The EarthScope Magnetotelluric Backbone station at Blacksburg, Virginia, began operating on April 6, 2008. This station, designated MBB05, is the second of seven permanent magnetotelluric stations to be installed in the continental US as part of EarthScope. The first MT station to come online is located in Soap Creek, Oregon. These instruments record naturally occurring electric and magnetic fields that will be integrated with other geophysical data to identify Earth's thermal structure and to study the significance of fluids in the crust.
A component of USArray, the magnetotelluric element – or EMScope – is managed by Oregon State University through a subaward from IRIS. The Blacksburg station was constructed in collaboration with Virginia Polytechnic Institute and State University. Professor Chester Weiss of Virginia Tech, along with Professor Adam Schultz from Oregon State University, lit up the new MT station. Initial magnetic field data recovered from the station are of high quality. Data from the MT systems are archived at the IRIS Data Management Center and are freely available to the scientific community and the public.

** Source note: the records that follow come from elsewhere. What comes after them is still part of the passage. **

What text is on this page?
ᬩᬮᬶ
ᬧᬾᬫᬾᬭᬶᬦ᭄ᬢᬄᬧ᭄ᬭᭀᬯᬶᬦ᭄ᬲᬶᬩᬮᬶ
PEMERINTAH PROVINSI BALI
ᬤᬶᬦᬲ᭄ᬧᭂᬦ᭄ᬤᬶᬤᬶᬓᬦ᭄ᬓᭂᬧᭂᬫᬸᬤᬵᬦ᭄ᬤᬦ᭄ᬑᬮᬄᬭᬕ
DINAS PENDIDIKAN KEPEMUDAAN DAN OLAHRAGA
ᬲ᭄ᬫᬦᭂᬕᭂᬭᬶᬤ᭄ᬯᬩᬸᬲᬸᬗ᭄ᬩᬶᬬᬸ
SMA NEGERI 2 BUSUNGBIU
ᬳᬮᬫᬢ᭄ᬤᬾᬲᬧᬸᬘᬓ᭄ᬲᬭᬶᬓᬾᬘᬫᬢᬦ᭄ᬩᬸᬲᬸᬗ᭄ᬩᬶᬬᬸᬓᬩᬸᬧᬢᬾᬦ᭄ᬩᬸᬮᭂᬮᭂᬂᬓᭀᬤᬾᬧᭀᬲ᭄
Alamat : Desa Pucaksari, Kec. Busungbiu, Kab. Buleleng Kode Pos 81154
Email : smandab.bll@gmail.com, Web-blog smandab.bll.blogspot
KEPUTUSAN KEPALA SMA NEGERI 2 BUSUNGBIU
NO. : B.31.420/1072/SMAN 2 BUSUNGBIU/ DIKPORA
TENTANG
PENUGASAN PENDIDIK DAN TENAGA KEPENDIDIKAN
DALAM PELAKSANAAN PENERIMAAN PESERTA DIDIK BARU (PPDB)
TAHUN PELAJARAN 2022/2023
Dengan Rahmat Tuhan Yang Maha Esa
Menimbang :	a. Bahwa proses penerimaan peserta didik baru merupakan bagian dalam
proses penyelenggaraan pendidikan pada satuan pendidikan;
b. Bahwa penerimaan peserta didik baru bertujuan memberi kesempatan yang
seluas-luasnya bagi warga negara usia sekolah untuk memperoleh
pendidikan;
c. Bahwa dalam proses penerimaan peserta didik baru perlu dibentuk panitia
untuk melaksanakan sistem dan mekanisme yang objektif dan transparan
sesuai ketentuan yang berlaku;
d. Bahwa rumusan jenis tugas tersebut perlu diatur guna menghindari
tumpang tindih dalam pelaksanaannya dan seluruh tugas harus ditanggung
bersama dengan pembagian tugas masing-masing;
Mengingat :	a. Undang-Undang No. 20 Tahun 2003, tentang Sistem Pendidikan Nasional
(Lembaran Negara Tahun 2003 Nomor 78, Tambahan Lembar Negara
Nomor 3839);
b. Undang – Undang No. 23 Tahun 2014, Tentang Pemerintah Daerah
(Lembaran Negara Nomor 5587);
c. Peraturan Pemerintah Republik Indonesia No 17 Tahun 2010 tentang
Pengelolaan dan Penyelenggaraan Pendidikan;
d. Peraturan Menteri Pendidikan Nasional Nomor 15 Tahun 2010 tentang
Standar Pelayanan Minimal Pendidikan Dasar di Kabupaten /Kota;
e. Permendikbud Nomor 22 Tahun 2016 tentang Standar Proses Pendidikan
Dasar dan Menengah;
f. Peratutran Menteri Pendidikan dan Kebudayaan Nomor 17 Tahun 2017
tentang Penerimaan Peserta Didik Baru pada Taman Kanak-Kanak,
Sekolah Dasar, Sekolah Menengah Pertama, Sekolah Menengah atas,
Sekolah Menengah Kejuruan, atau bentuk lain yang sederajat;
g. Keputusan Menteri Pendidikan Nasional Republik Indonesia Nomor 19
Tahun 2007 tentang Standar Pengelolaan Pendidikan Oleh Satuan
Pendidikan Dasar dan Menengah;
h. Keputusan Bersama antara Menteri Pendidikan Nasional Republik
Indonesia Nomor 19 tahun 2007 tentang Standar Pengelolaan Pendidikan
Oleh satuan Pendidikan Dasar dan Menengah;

Professors Adam Schultz (Oregon State University) and Chester Weiss (Virginia Tech) with Virginia Tech students Eric Kazlauskas and Samuel Fortson at MT Backbone station MBB05 in Blacksburg, Virginia. Shown within the fenced area are the solar array that provides power to the station, a laptop plugged into the data bus that interrogates the MT system, and the white cylindrical vaults that house the MT instruments.